Saïda Keller-Messahli, fondatrice del Forum per un islam progressista, spiega il suo 'sì' all’iniziativa 'anti-burqa'. 'Niente romanticismo nel mio femminismo'

«Me ne frego di queste poche convertite che per un capriccio portano il velo integrale in Svizzera». Saïda Keller-Messahli è abituata a dire pane al pane e vino al vino. Ne abbiamo avuto una riprova la scorsa settimana. Invitata dalla radiotelevisione romanda Rts a ‘Infrarouge’, la fondatrice del Forum per un islam progressista non le ha mandate a dire alle sue dirimpettaie, la consigliera nazionale del Ps Ada Marra e Inès El-Shikh, del collettivo ‘Foulard viola’ che riunisce femministe musulmane. Il niqab [velo integrale che lascia scoperti solo gli occhi, n.d.r.] fa passare «il messaggio che la donna deve scomparire dallo spazio pubblico»; e con l’iniziativa detta ‘anti-burqa’ non si vuole far altro che «vietare qualcosa di assolutamente inaccettabile», ha affermato la giornalista, attivista, Premio svizzero per i diritti umani 2016 e autrice di ‘La Suisse, plaque tournante de l'islamisme’ (Editions Livreo-Alphil, 2018). ‘laRegione’ l’ha intervistata.

Signora Keller-Messahli, fregarsene della sorte di “queste poche convertite col velo integrale” non suona molto femminista. È d’accordo?

No. Non c’è alcun romanticismo nel femminismo, così come lo intendo io. So per esperienza che anche le donne sono capaci di malvagità. Basti pensare alle mutilazioni genitali subite da giovani donne, in Africa o altrove. Sono le donne che le praticano. Nessun assegno in bianco alle donne, sono molto critica ed esigente anche nei loro confronti.

Una ‘vera’ femminista dovrebbe battersi per l’autodeterminazione delle donne; nella fattispecie, perché possano continuare ad essere libere di scegliere se portare il niqab o no.

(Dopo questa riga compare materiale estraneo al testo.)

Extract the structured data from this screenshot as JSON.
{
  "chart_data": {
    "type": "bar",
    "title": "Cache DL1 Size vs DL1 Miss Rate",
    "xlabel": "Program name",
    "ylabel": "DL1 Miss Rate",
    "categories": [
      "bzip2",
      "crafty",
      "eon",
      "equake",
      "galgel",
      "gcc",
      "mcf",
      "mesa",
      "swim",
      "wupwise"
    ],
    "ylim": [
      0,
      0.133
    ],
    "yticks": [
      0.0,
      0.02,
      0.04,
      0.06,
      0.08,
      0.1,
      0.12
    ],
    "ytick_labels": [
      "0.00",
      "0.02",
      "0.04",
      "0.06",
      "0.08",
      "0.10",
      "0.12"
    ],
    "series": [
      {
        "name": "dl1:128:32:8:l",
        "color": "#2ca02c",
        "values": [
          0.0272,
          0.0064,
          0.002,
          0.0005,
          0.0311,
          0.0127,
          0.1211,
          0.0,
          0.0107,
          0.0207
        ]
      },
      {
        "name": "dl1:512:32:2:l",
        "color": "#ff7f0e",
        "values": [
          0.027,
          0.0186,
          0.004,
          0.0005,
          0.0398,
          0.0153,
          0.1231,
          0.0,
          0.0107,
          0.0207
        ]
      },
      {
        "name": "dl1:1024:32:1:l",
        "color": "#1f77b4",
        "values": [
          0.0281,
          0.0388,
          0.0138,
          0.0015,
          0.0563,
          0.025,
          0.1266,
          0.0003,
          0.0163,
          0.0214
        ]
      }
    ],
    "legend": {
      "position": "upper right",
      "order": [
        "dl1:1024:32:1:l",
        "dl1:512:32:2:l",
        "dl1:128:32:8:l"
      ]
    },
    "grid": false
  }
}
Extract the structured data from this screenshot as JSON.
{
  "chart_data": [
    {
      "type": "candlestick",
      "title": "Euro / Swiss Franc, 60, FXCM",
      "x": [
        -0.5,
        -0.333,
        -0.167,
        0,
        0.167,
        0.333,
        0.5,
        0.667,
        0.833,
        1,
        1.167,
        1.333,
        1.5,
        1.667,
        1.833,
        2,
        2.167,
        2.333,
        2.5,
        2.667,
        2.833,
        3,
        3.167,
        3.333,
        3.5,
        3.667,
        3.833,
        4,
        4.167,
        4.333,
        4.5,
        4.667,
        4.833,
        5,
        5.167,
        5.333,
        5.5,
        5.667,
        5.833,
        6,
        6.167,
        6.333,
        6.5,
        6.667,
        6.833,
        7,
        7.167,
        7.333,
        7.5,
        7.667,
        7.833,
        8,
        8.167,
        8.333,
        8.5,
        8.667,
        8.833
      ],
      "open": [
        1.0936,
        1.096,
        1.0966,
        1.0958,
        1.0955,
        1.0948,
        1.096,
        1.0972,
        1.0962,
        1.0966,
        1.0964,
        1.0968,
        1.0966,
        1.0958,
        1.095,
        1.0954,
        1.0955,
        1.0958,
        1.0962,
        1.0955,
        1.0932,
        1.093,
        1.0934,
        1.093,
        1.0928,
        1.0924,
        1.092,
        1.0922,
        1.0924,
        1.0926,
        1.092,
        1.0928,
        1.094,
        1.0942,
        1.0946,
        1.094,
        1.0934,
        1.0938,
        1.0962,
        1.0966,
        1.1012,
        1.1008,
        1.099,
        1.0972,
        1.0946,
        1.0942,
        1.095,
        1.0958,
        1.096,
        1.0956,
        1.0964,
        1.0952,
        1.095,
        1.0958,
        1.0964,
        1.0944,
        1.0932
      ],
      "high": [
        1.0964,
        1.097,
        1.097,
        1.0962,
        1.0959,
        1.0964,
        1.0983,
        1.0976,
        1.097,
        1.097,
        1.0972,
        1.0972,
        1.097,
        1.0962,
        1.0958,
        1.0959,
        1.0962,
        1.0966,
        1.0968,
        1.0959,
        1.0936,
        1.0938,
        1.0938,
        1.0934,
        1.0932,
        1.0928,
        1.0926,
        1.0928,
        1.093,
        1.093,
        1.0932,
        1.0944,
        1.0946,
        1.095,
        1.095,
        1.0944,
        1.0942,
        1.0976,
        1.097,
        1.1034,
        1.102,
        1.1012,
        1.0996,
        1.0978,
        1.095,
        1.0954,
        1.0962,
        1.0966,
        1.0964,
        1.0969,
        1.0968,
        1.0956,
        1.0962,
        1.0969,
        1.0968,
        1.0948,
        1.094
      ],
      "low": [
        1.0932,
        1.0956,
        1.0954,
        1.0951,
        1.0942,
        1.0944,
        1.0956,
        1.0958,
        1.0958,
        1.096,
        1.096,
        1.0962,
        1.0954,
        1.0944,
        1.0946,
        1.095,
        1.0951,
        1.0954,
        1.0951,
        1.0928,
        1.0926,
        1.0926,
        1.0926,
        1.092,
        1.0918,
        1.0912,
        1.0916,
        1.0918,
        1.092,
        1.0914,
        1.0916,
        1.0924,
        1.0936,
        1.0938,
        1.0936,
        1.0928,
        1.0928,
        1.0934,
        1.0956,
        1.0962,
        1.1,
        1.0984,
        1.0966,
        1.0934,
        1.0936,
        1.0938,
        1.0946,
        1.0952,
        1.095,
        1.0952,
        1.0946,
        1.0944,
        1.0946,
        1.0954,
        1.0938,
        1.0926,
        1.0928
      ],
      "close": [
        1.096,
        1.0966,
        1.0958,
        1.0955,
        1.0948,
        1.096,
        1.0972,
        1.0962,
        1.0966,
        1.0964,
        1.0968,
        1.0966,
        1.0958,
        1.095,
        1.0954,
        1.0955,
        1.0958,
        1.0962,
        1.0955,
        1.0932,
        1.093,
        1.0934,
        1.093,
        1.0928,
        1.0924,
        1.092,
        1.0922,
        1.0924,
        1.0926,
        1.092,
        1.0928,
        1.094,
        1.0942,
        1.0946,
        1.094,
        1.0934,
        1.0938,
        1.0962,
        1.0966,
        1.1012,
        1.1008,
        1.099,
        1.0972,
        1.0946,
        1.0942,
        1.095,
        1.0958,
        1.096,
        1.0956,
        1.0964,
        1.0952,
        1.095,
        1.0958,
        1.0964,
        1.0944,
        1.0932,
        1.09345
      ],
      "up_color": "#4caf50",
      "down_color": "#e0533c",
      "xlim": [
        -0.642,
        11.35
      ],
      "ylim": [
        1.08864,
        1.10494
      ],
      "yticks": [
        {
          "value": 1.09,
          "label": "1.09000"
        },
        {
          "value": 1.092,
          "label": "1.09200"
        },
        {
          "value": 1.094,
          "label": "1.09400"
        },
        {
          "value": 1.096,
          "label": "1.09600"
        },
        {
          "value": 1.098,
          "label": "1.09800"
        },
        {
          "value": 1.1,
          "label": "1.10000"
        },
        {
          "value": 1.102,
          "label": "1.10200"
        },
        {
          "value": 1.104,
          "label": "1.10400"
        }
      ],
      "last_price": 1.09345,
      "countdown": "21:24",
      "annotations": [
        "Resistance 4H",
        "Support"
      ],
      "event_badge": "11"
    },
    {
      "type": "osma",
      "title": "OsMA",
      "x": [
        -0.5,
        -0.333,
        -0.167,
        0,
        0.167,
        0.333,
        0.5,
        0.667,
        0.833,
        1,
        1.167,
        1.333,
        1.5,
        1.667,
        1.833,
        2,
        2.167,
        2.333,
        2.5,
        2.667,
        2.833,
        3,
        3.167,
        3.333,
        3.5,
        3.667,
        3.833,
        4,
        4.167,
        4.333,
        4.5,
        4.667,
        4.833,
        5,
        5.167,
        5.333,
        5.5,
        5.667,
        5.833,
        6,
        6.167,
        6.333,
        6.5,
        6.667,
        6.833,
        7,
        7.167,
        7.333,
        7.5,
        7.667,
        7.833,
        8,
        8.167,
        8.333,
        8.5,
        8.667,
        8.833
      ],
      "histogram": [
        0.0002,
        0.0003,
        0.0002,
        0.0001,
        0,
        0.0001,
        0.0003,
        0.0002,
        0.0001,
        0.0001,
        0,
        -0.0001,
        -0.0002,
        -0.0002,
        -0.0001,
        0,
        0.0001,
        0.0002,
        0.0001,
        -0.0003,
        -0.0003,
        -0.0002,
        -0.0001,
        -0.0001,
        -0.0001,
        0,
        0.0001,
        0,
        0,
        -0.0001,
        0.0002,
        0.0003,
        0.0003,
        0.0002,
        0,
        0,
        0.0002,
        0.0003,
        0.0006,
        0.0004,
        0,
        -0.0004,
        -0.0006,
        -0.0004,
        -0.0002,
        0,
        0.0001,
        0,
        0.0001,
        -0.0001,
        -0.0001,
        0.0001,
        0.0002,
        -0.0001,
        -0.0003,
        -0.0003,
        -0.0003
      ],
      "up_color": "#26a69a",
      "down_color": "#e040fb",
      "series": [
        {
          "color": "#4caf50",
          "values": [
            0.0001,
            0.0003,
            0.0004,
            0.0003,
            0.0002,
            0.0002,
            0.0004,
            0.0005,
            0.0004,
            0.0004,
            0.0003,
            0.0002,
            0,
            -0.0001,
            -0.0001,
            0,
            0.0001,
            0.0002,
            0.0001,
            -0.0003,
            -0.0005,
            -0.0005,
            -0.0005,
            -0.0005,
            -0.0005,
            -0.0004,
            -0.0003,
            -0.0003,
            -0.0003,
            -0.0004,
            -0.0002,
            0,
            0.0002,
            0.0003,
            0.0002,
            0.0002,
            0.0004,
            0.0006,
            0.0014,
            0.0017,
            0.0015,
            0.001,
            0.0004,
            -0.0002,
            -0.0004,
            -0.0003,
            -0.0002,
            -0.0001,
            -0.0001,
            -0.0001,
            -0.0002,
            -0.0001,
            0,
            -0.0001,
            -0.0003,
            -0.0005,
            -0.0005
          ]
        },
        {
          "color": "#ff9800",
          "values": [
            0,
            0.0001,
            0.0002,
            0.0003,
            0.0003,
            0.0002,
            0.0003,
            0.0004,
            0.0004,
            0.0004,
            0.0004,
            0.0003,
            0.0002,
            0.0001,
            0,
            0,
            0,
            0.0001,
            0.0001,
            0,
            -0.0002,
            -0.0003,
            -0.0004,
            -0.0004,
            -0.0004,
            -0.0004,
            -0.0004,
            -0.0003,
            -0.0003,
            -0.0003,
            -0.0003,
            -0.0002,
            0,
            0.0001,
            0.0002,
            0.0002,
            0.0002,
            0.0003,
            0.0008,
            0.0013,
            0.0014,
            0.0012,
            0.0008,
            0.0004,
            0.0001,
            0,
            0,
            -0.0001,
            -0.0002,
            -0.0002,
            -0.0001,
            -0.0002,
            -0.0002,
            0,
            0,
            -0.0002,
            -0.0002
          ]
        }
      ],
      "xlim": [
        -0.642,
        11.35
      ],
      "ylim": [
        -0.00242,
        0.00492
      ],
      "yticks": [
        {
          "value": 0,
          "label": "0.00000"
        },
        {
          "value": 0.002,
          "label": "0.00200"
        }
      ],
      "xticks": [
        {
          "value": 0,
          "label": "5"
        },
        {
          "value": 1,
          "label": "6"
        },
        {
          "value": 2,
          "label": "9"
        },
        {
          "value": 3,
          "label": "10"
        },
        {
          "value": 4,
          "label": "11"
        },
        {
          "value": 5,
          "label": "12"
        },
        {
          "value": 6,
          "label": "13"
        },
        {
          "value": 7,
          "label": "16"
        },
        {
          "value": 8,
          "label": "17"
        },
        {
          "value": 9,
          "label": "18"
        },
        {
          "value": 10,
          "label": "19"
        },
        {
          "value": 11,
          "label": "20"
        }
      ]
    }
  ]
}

Sì. Ma il problema è la scelta. Le donne convertite all’islam in Svizzera e negli altri Paesi occidentali hanno il lusso di poter scegliere tra libertà e schiavitù. In Europa ci sono poche donne talmente viziate da questo punto di vista, che finiscono per scegliere la schiavitù, pur facendo riferimento alla libertà. Trovo davvero ridicolo che vi siano persone che vogliono profilarsi con un burqa o un niqab in società democratiche come quella svizzera, che assegna alle donne il posto che si meritano (forse non sempre, ma questo è un altro discorso). Per contro, milioni di donne nate musulmane che vivono nei Paesi a maggioranza musulmana, questa scelta non ce l’hanno. Il diritto all’autodeterminazione, per loro, non esiste. Questo è il vero problema.

La teologa Doris Strahm afferma che le donne che portano il velo integrale in Svizzera “non sono oppresse, di conseguenza non le si deve liberare” vietando loro di portare il niqab.

Non voglio liberarle, non è affatto mia intenzione farlo. D’accordo: non sono oppresse, scelgono di vestirsi così di loro spontanea volontà. Ma su queste convertite c’è comunque una qualche forma di pressione, una pressione che può assumere forme diverse. Queste donne sono tutte sposate a un uomo musulmano, intanto. Sia quel che sia, a mio parere pervertono la nozione di libertà.

E quindi serve un divieto che le liberi, affinché riscoprano la vera libertà. È così?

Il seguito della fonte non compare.